AbstractUnderwater vehicle‐manipulator system (UVMS) is an emerging advanced equipment in underwater intervention scenarios. Several challenges limiting the performance of UVMS's manipulator are treated as burning issues, such as dynamic coupling effects, system uncertainties, disturbances etc. In this article, a novel lightly computational adaptive neural network based backstepping super‐twisting sliding mode control framework is proposed for underwater manipulator trajectory control in UVMS intervention scenario. First, a backstepping super‐twisting sliding mode control (BSSTSMC) scheme is derived, in which the chattering phenomenon of traditional sliding mode control is reduced effectively.
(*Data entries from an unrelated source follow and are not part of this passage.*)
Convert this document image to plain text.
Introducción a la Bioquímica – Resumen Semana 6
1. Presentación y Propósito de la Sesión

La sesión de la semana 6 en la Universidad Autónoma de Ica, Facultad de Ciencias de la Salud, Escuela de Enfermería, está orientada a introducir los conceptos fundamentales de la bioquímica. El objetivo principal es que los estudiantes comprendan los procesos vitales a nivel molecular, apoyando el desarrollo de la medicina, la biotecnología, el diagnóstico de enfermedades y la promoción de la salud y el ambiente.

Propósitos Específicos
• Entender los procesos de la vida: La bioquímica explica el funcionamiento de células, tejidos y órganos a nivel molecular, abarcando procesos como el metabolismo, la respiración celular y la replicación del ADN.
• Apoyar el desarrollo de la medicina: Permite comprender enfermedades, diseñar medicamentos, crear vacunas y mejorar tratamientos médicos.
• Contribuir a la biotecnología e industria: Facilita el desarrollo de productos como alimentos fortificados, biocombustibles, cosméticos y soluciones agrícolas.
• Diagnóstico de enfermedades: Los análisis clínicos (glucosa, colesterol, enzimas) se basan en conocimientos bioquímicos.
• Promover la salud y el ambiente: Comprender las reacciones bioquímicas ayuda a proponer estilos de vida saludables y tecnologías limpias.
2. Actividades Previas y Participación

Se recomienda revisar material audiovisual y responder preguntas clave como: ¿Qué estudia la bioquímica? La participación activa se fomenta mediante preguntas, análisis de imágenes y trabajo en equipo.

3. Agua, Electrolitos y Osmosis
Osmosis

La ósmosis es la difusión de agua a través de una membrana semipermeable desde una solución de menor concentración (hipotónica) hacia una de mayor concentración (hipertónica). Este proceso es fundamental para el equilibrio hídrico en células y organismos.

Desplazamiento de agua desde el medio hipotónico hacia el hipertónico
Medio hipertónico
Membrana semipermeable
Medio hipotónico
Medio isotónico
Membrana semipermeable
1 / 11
Compared with other chattering‐free methods, the higher order control theory maintains the system robustness as well as control accuracy better. Second, a modified neural network (NN) is introduced to predict the unknown system dynamics with the consideration of coupling effects in real‐time. Then, a dimension compression strategy (DCS) for the NN's input layer is proposed to reduce the computational burden and improve the predict performance. Next, based on the Lyapunov method, the system stability is proved, in which the related error variables are guaranteed to be uniformly bounded. Finally, numerical simulations demonstrate the effectiveness and advantages of the proposed DCS‐NN‐BSSTSMC framework through the comparison with other controllers.